Мне нужен бы мастер,
я жду вас с утра здесь:
корабль мой сгорел
и обрушились снасти,
скажите!
кто может в разгуле ненастья
раскуривать трубку,
кто может на трассе
невольных несчастий
и всяческих бедствий
из камня, из краски,
из снов и обрывков ночей
на террасе —
играть на струне
напряженнейшей страсти,
кто слово за слово
отважится драться
и друг перед другом,
готовясь заправски, суча рукавами,
стоять голодранцем?
Вы знаете,
я с корабля — и на праздник.
Мой дом потерялся.
Прекрасно, прекрасно!
Поздравьте меня
и скажите мне: здрасте!
— Что такое? — поразился я. — Кто написал?

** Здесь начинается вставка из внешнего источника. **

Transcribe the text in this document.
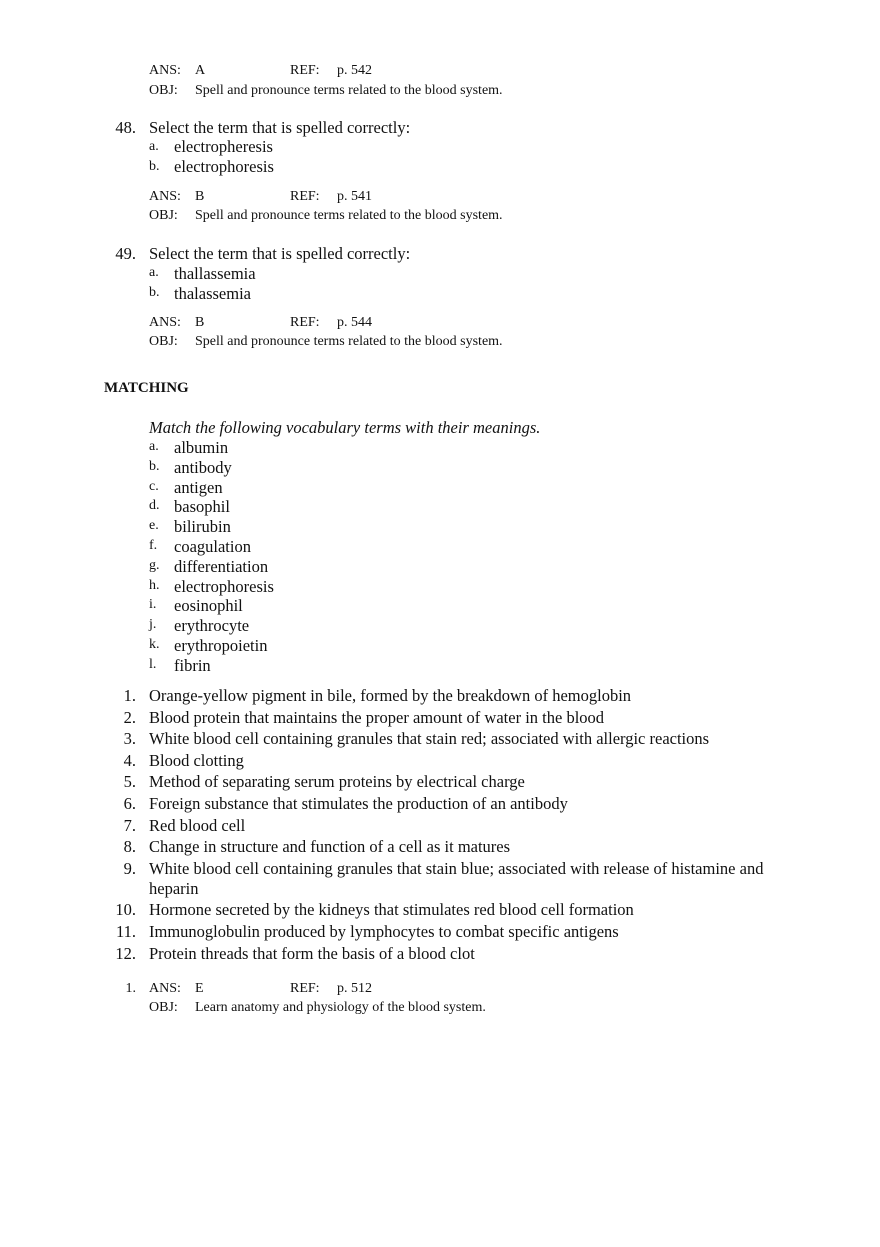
ANS: A	REF: p. 542
OBJ: Spell and pronounce terms related to the blood system.
48. Select the term that is spelled correctly:
a. electropheresis
b. electrophoresis
ANS: B	REF: p. 541
OBJ: Spell and pronounce terms related to the blood system.
49. Select the term that is spelled correctly:
a. thallassemia
b. thalassemia
ANS: B	REF: p. 544
OBJ: Spell and pronounce terms related to the blood system.
MATCHING
Match the following vocabulary terms with their meanings.
a. albumin
b. antibody
c. antigen
d. basophil
e. bilirubin
f. coagulation
g. differentiation
h. electrophoresis
i. eosinophil
j. erythrocyte
k. erythropoietin
l. fibrin
1. Orange-yellow pigment in bile, formed by the breakdown of hemoglobin
2. Blood protein that maintains the proper amount of water in the blood
3. White blood cell containing granules that stain red; associated with allergic reactions
4. Blood clotting
5. Method of separating serum proteins by electrical charge
6. Foreign substance that stimulates the production of an antibody
7. Red blood cell
8. Change in structure and function of a cell as it matures
9. White blood cell containing granules that stain blue; associated with release of histamine and
heparin
10. Hormone secreted by the kidneys that stimulates red blood cell formation
11. Immunoglobulin produced by lymphocytes to combat specific antigens
12. Protein threads that form the basis of a blood clot
1. ANS: E	REF: p. 512
OBJ: Learn anatomy and physiology of the blood system.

— Ты никогда не поверишь! — искренне отвечал Лева. — Но написал все это такой олух как Вознесенский…
«Олух» было сказано вполне беззлобно и даже в некоторой степени любовно, потому как к тому времени Вознесенским уже была написана вполне человеческими словами человеческая «Осень в Сигулде».
Я все-таки был бесконечно наивен и поверил, хотя долго еще не мог понять, откуда Вознесенский мог узнать про нашу эстетически-идеологическую свару и про роскошную плотниковскую реплику. Только после Левиной смерти в Левином посмертном сборнике это раннее Левино стихотворение прочитал.
А тогда главное, что составляло суть нашей жизни и суть нашего общения, заключалось в том, что мы все «чего-то хотели». Лева Додин хотел стать театральным режиссером, без сомнения очень хорошим. Я хотел быть тем же самым, но в кино. Валера Плотников хотел быть оператором, а в итоге стал очень хорошим фотографом. Все мы пытались завоевывать эту жизнь, хотели побеждать, все были честолюбивы. Споря, утверждали себя, отстаивая свое место и личное жизненное пространство.
Лева Васильев никогда ничего этого не хотел. Прежде всего, он не хотел ничего завоевывать. И это не было позой. Совершенно органичным и естественным для себя образом Лева никогда не хотел никого ни побеждать, ни утверждаться. Вообще он никогда не хотел быть никем. Ему достаточно было читать книжки по математике и листать книжки стихов. Книжек же он никогда не собирал. И вообще не собирал ничего. Никогда никем не был и не собирал ничего. Это даже не было предметом никакого ни с кем обсуждения, не было и жестом отверженного и обиженного человека: вот меня общество отвергло, выплюнуло, и я ему безразличием отплачу. Все было совершенно иначе. Именно он, Лева, довольно рано и совершенно определенно выплюнул это общество. Просто даже по причине его скверных вкусовых качеств. И никогда он не пытался откусить от него, этого общества, ни кусочка. Просто, говорю, однажды выплюнул — вместе со Сталиным, с Лениным, с коммунизмом, демократизмом, либерализмом, со всеми прогрессивными разговорами на кухнях и реакционными разговорами в ЦК КПСС. Для него все это вместе была одинаково дурацкая абракадабра, итог потерянной в самом начале «двоечки» после «хэ».